Brandon Purcell, Forrester
“Companies need to have codified principles in place for how they want to adopt AI,” he said. “Who’s accountable? How do you take action? And then there’s assessment and measurement — are we actually hitting the mark from a governance perspective?”
He added that CIOs will need to deeply understand their entire technology supply chain. “There’s going to be a large language model that’s running somewhere in every process. Understanding where it is, where the vulnerabilities are, how it impacts the entire system downstream — that’s going to be critical.”
The most forward-thinking companies are now demanding software bills of material from their vendors, he said. That could include the training data used to train AI models, parameters, fine-tuning, and other key specifications.
“That’s not the same as the ability to interpret them and render them transparent, because the large language models are so massive,” added Purcell. “But you can understand how they were built and where they might be vulnerable.”
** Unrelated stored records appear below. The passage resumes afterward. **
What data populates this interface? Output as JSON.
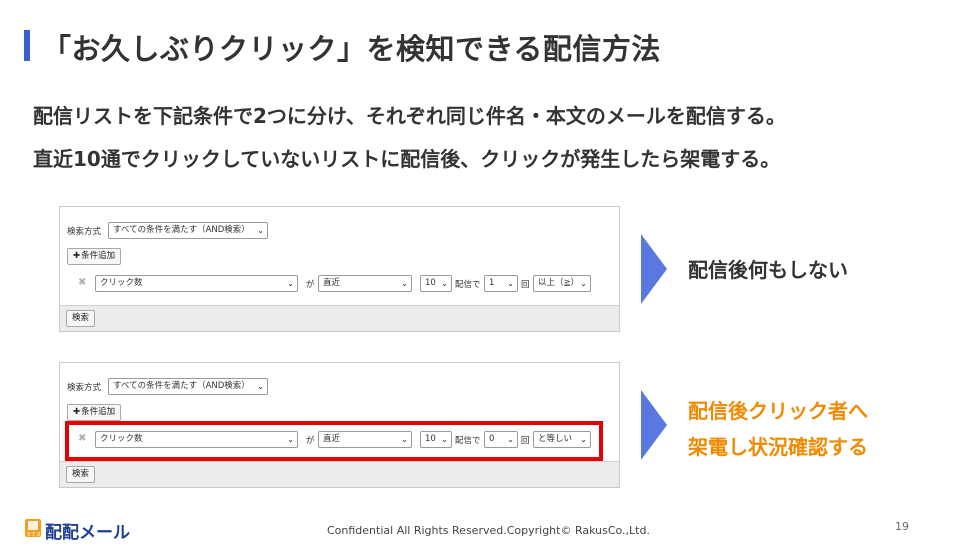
{
  "slide": {
    "title": "「お久しぶりクリック」を検知できる配信方法",
    "intro_line1": "配信リストを下記条件で2つに分け、それぞれ同じ件名・本文のメールを配信する。",
    "intro_line2": "直近10通でクリックしていないリストに配信後、クリックが発生したら架電する。",
    "page_number": "19",
    "footer": "Confidential All Rights Reserved.Copyright© RakusCo.,Ltd.",
    "brand": {
      "mark_small": "ラクス",
      "name": "配配メール"
    },
    "colors": {
      "accent_blue": "#3a63c9",
      "orange": "#f08a00",
      "highlight_red": "#e60000",
      "arrow_blue": "#5a78e0"
    }
  },
  "panel_a": {
    "search_method_label": "検索方式",
    "search_method_value": "すべての条件を満たす（AND検索）",
    "add_condition_label": "条件追加",
    "field_value": "クリック数",
    "ga_label": "が",
    "period_value": "直近",
    "count_value": "10",
    "haishin_de_label": "配信で",
    "times_value": "1",
    "kai_label": "回",
    "comparator_value": "以上（≧）",
    "search_button": "検索"
  },
  "panel_b": {
    "search_method_label": "検索方式",
    "search_method_value": "すべての条件を満たす（AND検索）",
    "add_condition_label": "条件追加",
    "field_value": "クリック数",
    "ga_label": "が",
    "period_value": "直近",
    "count_value": "10",
    "haishin_de_label": "配信で",
    "times_value": "0",
    "kai_label": "回",
    "comparator_value": "と等しい",
    "search_button": "検索"
  },
  "results": {
    "a": "配信後何もしない",
    "b_line1": "配信後クリック者へ",
    "b_line2": "架電し状況確認する"
  }
}
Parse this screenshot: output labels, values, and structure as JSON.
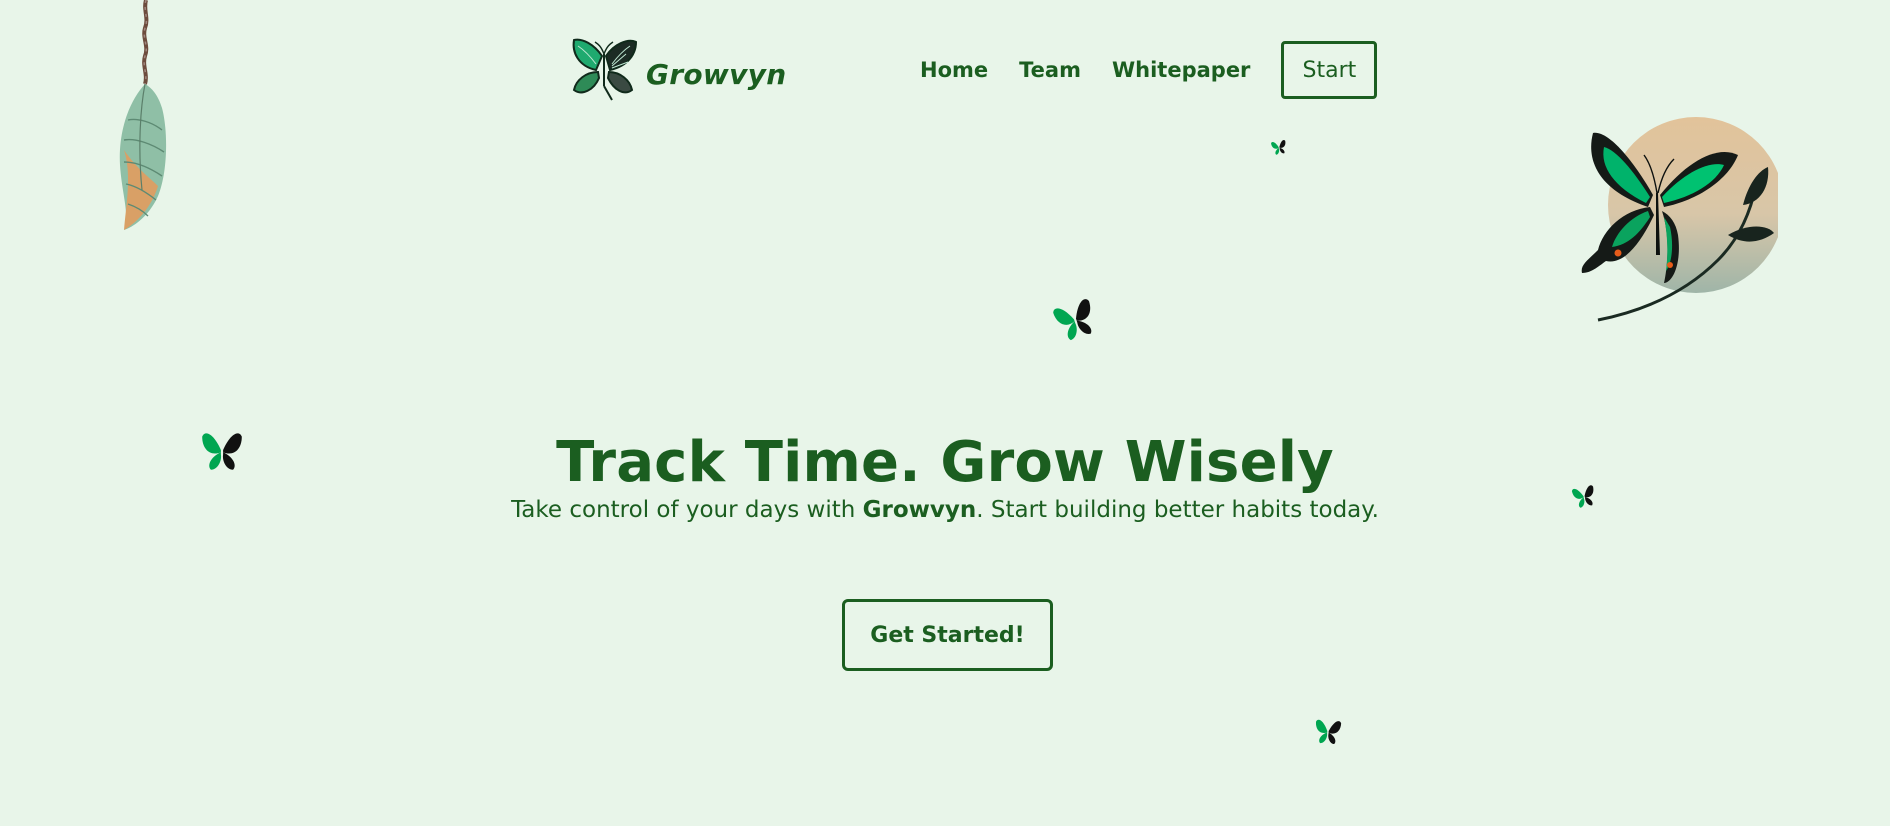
{
  "header": {
    "brand_name": "Growvyn",
    "brand_logo_icon": "butterfly-logo-icon",
    "nav": [
      {
        "label": "Home"
      },
      {
        "label": "Team"
      },
      {
        "label": "Whitepaper"
      }
    ],
    "start_label": "Start"
  },
  "hero": {
    "title": "Track Time. Grow Wisely",
    "subtitle_before": "Take control of your days with ",
    "subtitle_brand": "Growvyn",
    "subtitle_after": ". Start building better habits today.",
    "cta_label": "Get Started!"
  },
  "decorations": {
    "chrysalis_icon": "chrysalis-icon",
    "hero_art_icon": "butterfly-moon-illustration-icon",
    "floating_butterfly_icon": "butterfly-icon"
  },
  "colors": {
    "background": "#e8f5e9",
    "primary": "#1b5e20",
    "butterfly_green": "#00a651",
    "butterfly_black": "#111111",
    "moon": "#e2c39a"
  }
}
CIOs will also need to have the same level of transparency for in-house models, offers Bradley Shimmin, chief analyst for AI platforms, analytics, and data management at Omdia.
“Companies need to make sure that they are prepared to provide whatever may be needed by legislation, to stay compliant,” he said. “These models are very opaque and likely we’ll never be able to reverse engineer how a decision was made in a model. However, with appropriate monitoring and transparency of outputs from a model, we can create a layer of accountability and control.”